Nawet politycy o największej wyobraźni, a zresztą i sam papież, nie przewidywali, że wyzwolenie się Polski z bloku radzieckiego może być wkrótce realne.
"Niech zstąpi Duch Twój i odnowi oblicze ziemi! Tej ziemi!" Odważne słowa wypowiedziane przez Jana Pawła II podczas pierwszej wizyty w Warszawie okazały się prorocze.
Żydowski przyjaciel i kolega z drużyny piłkarskiej w liceum w Wadowicach, Jerzy Kluger, który ocalał z holokaustu i do końca utrzymywał przyjacielskie, bliskie kontakty z papieżem, napisał o nim: "Był niezwykłym typem człowieka. Pierwszy w szkole, pierwszy w teatrze, we wszystkim. Gdyby poszedł do General Motors, zostałby prezesem".
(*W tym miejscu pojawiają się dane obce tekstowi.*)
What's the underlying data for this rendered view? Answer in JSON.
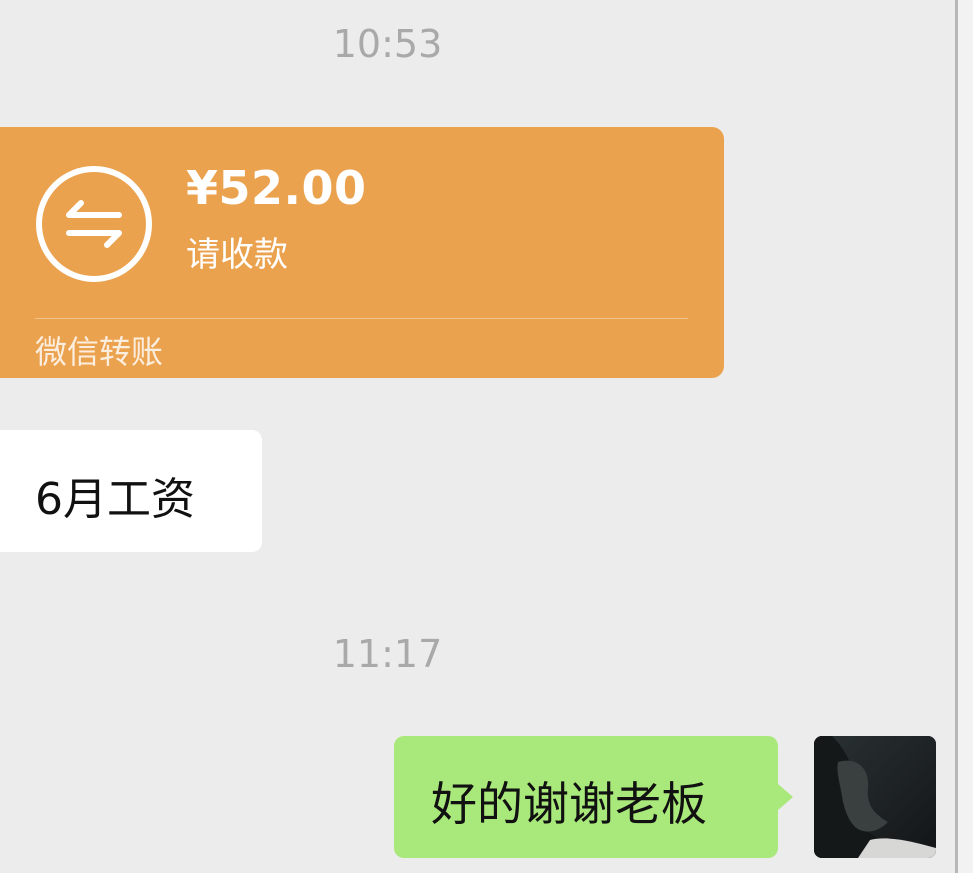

Przez lata najdłuższego w XX wieku pontyfikatu Jan Paweł II był nowatorem i odnowicielem Kościoła. Wbrew wielu członkom Kolegium Kardynalskiego, które dziś niemal w całości pochodzi z jego nominacji, odważył się z okazji Roku Jubileuszowego przeprowadzić milenijny rachunek sumienia Kościoła. Poprosił m.in. o wybaczenie krzywd wyrządzonych w ciągu dwóch tysięcy lat przez jego wiernych wyznawcom innych religii. Przepraszał za inkwizycję i inne akty przemocy popełniane w imię Krzyża. Poszedł modlić się do synagogi, najpierw jako arcybiskup Krakowa, potem jako pierwszy papież.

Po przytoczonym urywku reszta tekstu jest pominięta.